Democratic elections and the legislation that follows them are morally, politically, and practically better than street action because they have specific aims, specific goals, and have been legitimized through victory. In a democracy, demonstrations provide a sense of camaraderie for those who participate in them and a source of propagandistic images for those who are trying to use them somehow to get their way when they were unable to do so at the time it counted most. In a democracy, a demonstration is an oxymoron—it’s a supposed show of force that is actually an expression of frustrated powerlessness. And an attempt to turn the desperation caused by that powerlessness into a political weapon.

I said last month in this space that the Netanyahu government had been extraordinarily imprudent in the way it pursued its agenda—trying to ram through changes at lightning speed in a country where domestic policy had been pretty much frozen in place over the previous eight years.

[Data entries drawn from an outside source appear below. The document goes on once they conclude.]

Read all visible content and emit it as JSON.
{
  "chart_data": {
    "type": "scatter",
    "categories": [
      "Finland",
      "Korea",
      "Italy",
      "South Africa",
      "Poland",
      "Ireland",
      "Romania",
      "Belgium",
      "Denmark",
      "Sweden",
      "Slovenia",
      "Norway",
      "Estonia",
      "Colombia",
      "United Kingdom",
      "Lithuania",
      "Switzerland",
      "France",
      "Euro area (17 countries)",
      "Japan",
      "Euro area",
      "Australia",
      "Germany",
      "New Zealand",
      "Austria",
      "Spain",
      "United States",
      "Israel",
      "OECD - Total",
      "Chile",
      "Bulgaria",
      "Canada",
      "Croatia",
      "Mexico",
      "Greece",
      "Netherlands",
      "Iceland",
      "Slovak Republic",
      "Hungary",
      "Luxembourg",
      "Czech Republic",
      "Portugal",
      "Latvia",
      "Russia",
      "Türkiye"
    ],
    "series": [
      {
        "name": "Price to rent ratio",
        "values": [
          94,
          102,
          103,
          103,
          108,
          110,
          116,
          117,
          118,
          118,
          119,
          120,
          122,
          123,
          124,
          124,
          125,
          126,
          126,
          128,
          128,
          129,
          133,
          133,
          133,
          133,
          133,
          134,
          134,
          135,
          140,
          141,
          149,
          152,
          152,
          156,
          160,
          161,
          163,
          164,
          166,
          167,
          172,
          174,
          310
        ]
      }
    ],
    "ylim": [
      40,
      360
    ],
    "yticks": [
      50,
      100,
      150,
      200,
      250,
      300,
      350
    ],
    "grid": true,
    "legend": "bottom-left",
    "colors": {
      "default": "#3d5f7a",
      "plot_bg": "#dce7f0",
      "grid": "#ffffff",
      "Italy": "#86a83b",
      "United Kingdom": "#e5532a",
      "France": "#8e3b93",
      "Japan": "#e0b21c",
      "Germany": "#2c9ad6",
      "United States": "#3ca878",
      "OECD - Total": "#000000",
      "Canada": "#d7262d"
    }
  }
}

I think that opinion was borne out by Netanyahu’s decision to suspend the judicial-reform process and enter into negotiations to calm the roiling political waters.

He did so in large measure out of fear not of the demonstrations but of the effect of the demonstrations on the behavior of the nation’s military and reservists. Here Netanyahu showed a kind of pragmatic and necessary foresight he had lacked at the beginning. Just as he was doing so, Israel found itself challenged perhaps as never before by what appears to be a four-front assault—rockets from Gaza and Lebanon and terrorist attacks from the West Bank, all of it apparently directed by Iran.

The right that wants to disempower certain aspects of the nation’s judiciary and the left that is staging a revolution against Israel’s democracy supposedly in the name of preserving that democracy got wrapped up in their own melodramas over the past six months. And both seemed to have forgotten about the existential threat Israel has faced over the past 75 years from its enemies—and still faces today. Luckily for the nation he leads despite protestors shamefully likening him to Pharaoh on the eve of Passover, Netanyahu hasn’t.